É por isso que os empresários reagiram, assim como passaram a reagir também os políticos. E, para surpresa de todos, políticos do próprio governo, como o presidente da Câmara dos Deputados, João Paulo Cunha, para quem o aumento de impostos engendrado pelo governo seria “um erro político”. Um erro que, no dizer de grandes empregadores, teria como conseqüência inevitável o estímulo ainda maior à informalidade – o verdadeiro calcanhar-de-aquiles da Previdência, já que os dados oficiais denunciam que a faixa da população que trabalha sem carteira (isto é, sem contribuir) é maior que aquela inscrita no emprego formal.

Ao falar em “formas mais criativas” para resolver o problema, João Paulo Cunha talvez quisesse referir o que referido foi pelo presidente nacional do PFL, Jorge Bornhausen. Para o experiente político catarinense, “se quisermos ter crescimento e desenvolvimento, a primeira coisa a fazer é reduzir as despesas”. De fato, em Brasília só sabem dizer que não há recursos, que o dinheiro é curto, enquanto anunciam novos recordes na arrecadação.
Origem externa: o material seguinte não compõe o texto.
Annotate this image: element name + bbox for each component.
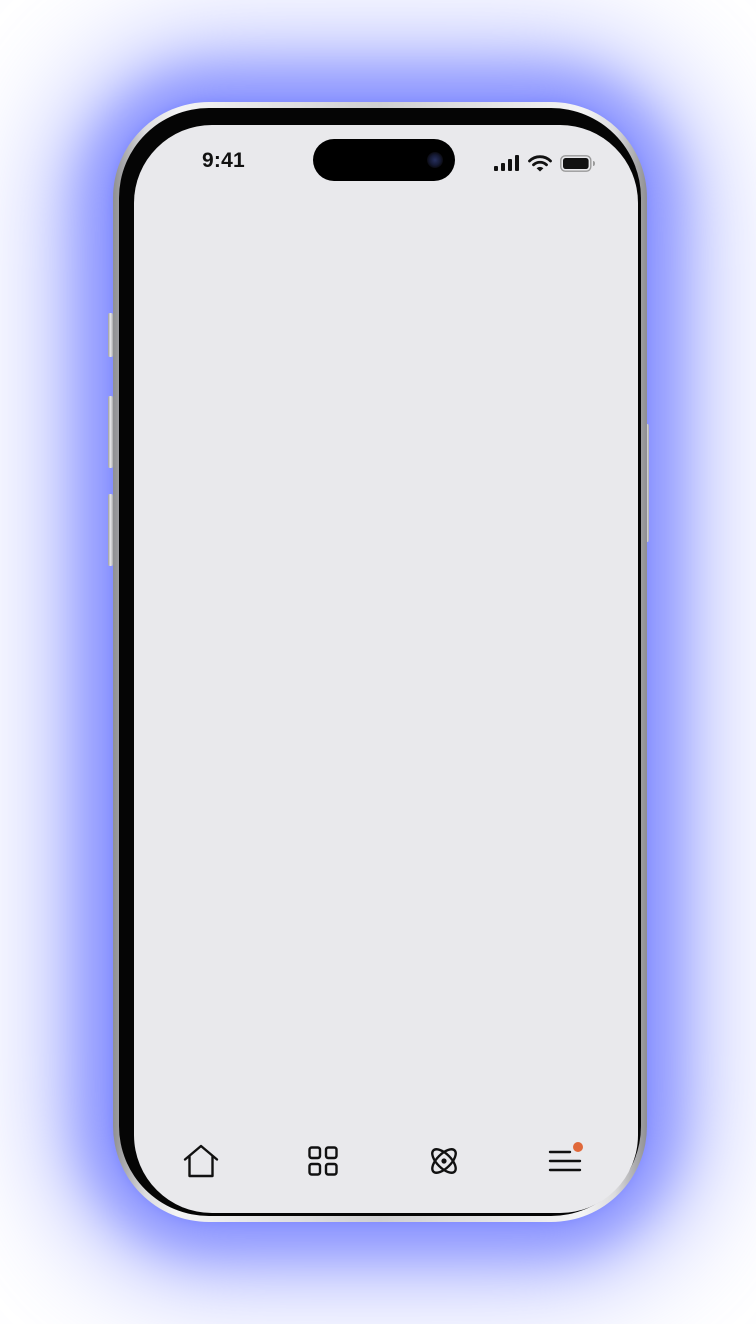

Reduzir as despesas do Estado gastão é assunto que nunca entra na pauta. E a administração federal, inchada, já conta 35 ministérios – alguns sem programa de ação conhecido – fora dezenas de grupos de trabalho e câmaras de discussão, como essa que acaba de ser criada com o nome de Câmara de Política de Desenvolvimento Econômico, que repete quase o nome inteiro de ministério em ação. Depois do recuo do governo, vamos aguardar o próximo capítulo desse “acordo” pela metade, atentos para que não sirva de pretexto para outra derrama.